Physical characteristics
- • location: Green Township
- • coordinates: 40°23′15″N 95°09′58″W﻿ / ﻿40.3874937°N 95.1660873°W
- • elevation: 1,100 ft (340 m)
- Mouth: Nodaway River
- • location: Green Township
- • coordinates: 40°22′54″N 95°05′17″W﻿ / ﻿40.381635°N 95.088068°W
- • elevation: 902 ft (275 m)
- Length: 5.9 mi (9.5 km)

Basin features
- Progression: Huff Creek → Nodaway River → Missouri River → Mississippi River → Atlantic Ocean
- Landmarks: Bilby Ranch Lake Conservation Area

= Huff Creek (Nodaway River tributary) =

Stream in northwest Missouri, U.S.

Huff Creek is a stream in western Nodaway County in the U.S. state of Missouri.
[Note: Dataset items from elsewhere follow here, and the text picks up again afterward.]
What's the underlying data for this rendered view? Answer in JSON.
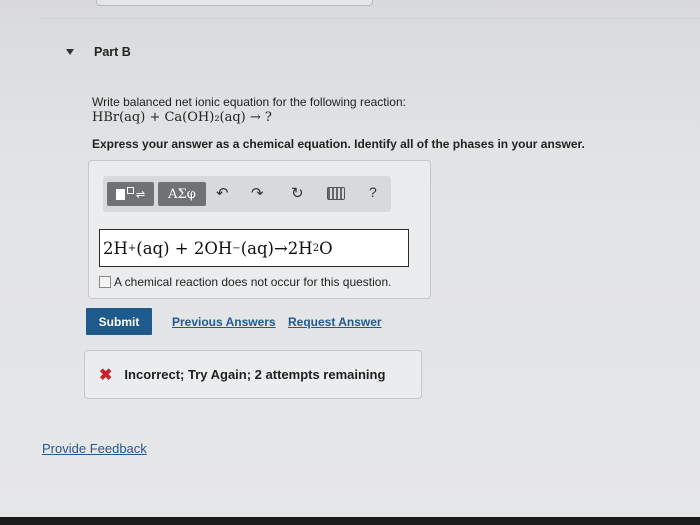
{
  "part": {
    "title": "Part B"
  },
  "question": {
    "prompt": "Write balanced net ionic equation for the following reaction:",
    "reaction": "HBr(aq) + Ca(OH)₂(aq) → ?",
    "instruction": "Express your answer as a chemical equation. Identify all of the phases in your answer."
  },
  "toolbar": {
    "template_button": "templates-icon",
    "greek_label": "ΑΣφ",
    "icons": [
      "undo-icon",
      "redo-icon",
      "reset-icon",
      "keyboard-icon"
    ],
    "help_label": "?"
  },
  "answer": {
    "t1": "2H",
    "s1": "+",
    "t2": "(aq) + 2OH",
    "s2": "−",
    "t3": "(aq)→2H",
    "s3": "2",
    "t4": "O"
  },
  "no_reaction_label": "A chemical reaction does not occur for this question.",
  "actions": {
    "submit": "Submit",
    "previous_answers": "Previous Answers",
    "request_answer": "Request Answer"
  },
  "feedback": {
    "icon": "✖",
    "status_color": "#c4262e",
    "message": "Incorrect; Try Again; 2 attempts remaining"
  },
  "footer": {
    "provide_feedback": "Provide Feedback"
  },
  "colors": {
    "accent": "#1f5a8c",
    "link": "#24598c"
  }
}
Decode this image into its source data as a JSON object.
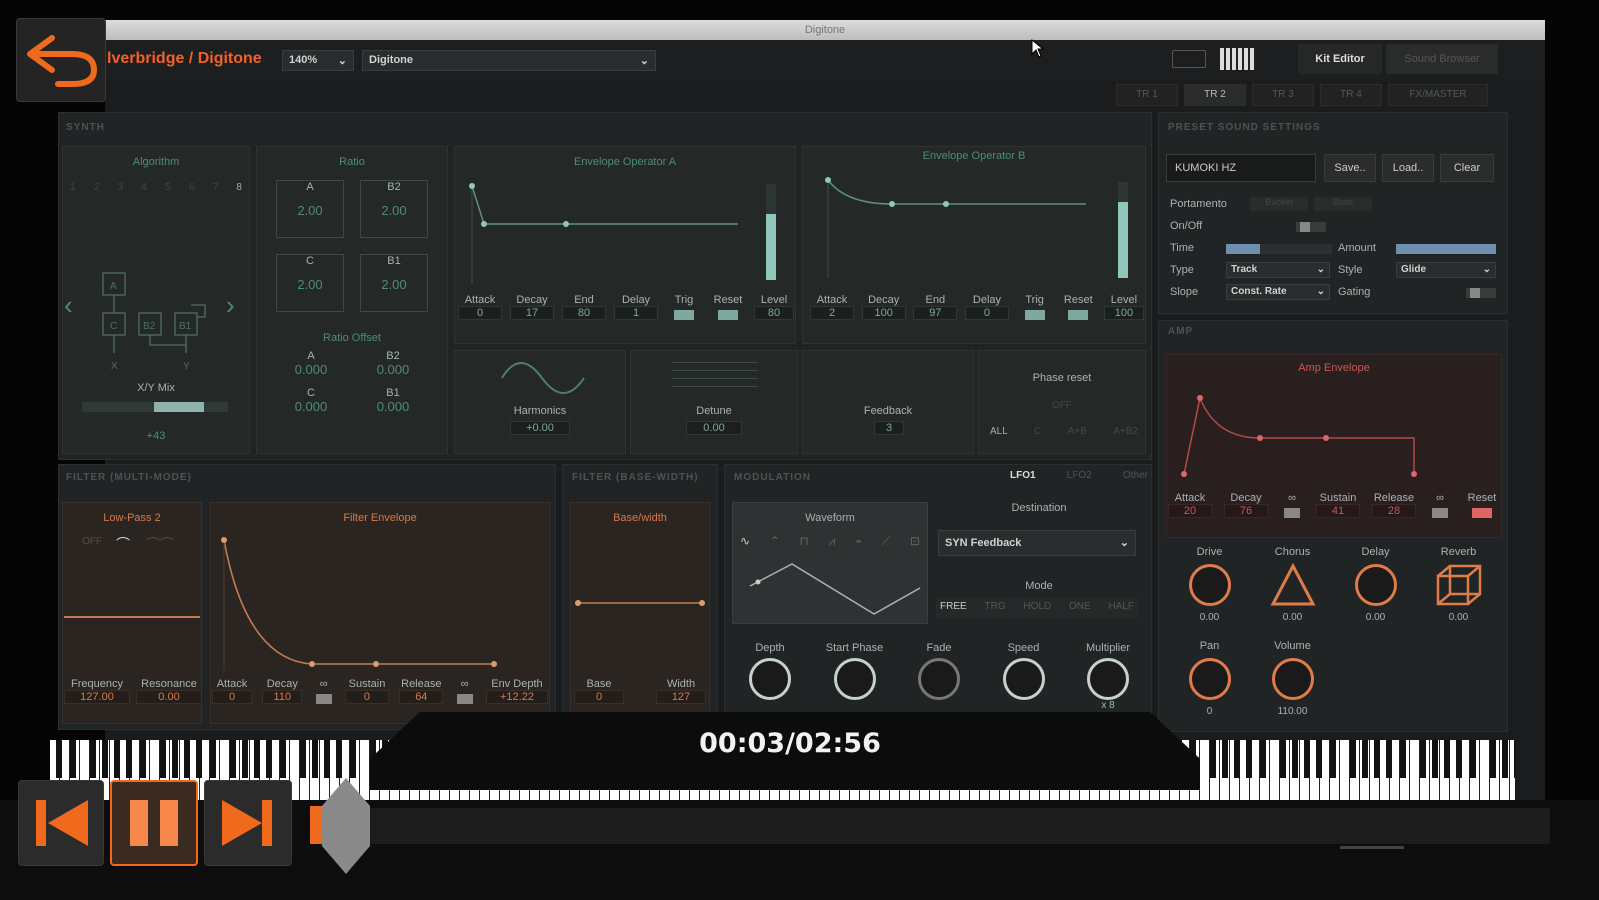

It is a tributary of the Nodaway River and is 5.9 miles long.

== Etymology ==
Huff Creek, historically called "Huff Branch", gets its name from Joseph Huff, a pioneer citizen.

== Geography ==
Huff Creek is a right tributary of the Nodaway River and joins it 42.5 miles before its mouth in the Missouri River. The entire stream is within Green Township. There are two named reservoirs in the Watershed: Hoover Frankum Reservoir (E-20) and Patterson Farms Lake (Sec. 12), the latter being in Bilby Ranch Lake Conservation Area.

=== Course ===
The stream headwaters about one-half mile east of the Atchison-Nodaway County line and flows easterly through the northern portion of Bilby Ranch Lake Conservation Area. It continues east-northeast until its confluence with the Nodaway River just northwest of Quitman.

=== Crossings ===
There is one highway that crosses Huff Creek at Route PP. in Green Township.